Singapore Airlines has highlighted that the move gives it the opportunity to participate in one of the world's fastest growing aviation markets, with chief executive Goh Choon Phong saying that its aim is to help “restore [Air India] to its position as a leading airline on the global stage”.
Vistara chief executive Vinod Kannan said that Air India has “a rich legacy that pioneered civil aviation in India”, adding that “there is enormous potential for an airline group with the scale and network of the combined entity".
But even with Air India and Vistara joining forces, the task of transforming the airline will be a tough journey. Profitability has long been a challenge for India's aviation sector.

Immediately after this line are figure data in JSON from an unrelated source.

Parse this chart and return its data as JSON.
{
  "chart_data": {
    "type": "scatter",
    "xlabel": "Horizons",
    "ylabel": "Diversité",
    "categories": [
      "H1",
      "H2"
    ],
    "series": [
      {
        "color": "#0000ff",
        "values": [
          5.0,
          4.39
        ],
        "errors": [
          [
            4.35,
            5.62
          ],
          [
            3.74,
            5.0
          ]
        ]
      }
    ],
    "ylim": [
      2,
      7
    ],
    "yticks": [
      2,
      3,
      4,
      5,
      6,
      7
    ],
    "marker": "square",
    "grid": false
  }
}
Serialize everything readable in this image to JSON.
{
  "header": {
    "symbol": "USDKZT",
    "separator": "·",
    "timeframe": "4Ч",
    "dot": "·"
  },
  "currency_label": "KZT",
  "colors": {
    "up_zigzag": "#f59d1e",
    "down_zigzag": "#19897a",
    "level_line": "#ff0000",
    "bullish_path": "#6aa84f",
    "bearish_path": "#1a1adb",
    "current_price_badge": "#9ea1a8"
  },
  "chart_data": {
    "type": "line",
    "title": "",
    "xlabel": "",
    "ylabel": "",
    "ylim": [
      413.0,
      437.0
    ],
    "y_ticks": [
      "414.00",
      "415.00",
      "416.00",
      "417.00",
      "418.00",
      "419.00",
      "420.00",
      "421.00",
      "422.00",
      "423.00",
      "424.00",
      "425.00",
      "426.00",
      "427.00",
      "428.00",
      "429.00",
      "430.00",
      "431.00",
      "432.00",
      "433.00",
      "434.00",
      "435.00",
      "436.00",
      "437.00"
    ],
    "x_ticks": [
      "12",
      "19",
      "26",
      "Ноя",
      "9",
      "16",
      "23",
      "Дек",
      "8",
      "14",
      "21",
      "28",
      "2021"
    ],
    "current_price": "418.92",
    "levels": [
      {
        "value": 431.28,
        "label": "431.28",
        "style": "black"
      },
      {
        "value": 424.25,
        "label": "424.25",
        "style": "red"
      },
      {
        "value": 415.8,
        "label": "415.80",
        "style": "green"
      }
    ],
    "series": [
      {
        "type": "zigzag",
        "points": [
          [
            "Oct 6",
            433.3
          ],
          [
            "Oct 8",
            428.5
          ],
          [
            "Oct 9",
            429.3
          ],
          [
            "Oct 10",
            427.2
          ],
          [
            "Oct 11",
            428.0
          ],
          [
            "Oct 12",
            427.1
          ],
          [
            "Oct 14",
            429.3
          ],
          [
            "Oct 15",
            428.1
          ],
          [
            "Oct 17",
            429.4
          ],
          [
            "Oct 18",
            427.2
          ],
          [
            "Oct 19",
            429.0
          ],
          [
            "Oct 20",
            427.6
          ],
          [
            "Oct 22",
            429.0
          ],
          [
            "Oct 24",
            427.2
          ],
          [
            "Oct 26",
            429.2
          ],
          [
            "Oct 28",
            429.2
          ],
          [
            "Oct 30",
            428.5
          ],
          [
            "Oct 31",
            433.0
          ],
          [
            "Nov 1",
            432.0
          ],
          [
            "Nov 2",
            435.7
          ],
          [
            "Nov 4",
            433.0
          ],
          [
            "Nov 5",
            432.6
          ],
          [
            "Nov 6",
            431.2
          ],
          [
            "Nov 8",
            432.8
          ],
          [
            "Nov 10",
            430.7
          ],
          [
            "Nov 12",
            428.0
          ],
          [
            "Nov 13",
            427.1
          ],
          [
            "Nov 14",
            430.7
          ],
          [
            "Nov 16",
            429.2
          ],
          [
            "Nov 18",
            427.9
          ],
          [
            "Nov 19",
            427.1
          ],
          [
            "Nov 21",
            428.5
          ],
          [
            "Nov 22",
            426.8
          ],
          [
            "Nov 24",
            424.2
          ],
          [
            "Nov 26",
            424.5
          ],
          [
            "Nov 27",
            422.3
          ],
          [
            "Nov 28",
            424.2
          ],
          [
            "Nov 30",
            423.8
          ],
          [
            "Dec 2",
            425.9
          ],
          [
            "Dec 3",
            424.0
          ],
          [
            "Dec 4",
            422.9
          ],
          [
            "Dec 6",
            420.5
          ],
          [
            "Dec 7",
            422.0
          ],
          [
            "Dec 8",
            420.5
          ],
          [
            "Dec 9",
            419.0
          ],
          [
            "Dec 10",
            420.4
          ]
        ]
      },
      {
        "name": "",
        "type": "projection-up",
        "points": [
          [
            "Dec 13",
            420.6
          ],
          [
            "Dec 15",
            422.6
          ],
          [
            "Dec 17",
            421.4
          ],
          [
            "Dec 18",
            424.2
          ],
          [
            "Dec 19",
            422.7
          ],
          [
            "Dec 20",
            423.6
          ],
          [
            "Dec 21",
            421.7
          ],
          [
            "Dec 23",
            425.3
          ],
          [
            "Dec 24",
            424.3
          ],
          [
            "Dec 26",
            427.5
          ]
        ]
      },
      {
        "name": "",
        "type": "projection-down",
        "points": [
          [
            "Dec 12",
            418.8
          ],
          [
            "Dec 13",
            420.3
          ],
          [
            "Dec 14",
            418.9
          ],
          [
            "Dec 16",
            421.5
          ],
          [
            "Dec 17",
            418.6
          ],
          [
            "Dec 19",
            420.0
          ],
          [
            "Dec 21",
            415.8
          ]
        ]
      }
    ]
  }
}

The industry has proved to be a turbulent operating environment because of fierce rivalry and high costs, with the collapse of Kingfisher Airlines in 2012, and Jet Airways going out of business in 2019 — despite the fact that these were carriers that were popular among consumers, and commanded strong market shares during their peaks.
Vistara and Air India's combined domestic market share stood at 18 per cent in October, according to official data, which leaves them trailing behind budget carrier IndiGo, which captured almost 57 per cent of the market in the month.
India, however, still offers enormous opportunity when it comes to air travel, with passenger numbers only expected to grow as middle-class incomes rise.
“The biggest growth driver of aviation in India is the extremely low penetration,” says Sameer Kaul, managing director and chief executive of TrustPlutus Wealth Managers.
“Current penetration of air passenger traffic stands at just about 2 per cent of the total population. This is a low number as compared to other countries.”
Although the merger could put additional pressure on smaller rivals, clouding their outlook, there could be a silver lining on the horizon, Mr Kaul says.
“Given the current oligopolistic structure of the industry in India, we believe the prospects of the aviation industry could brighten if some weaker players exit[ed] the market,” he says.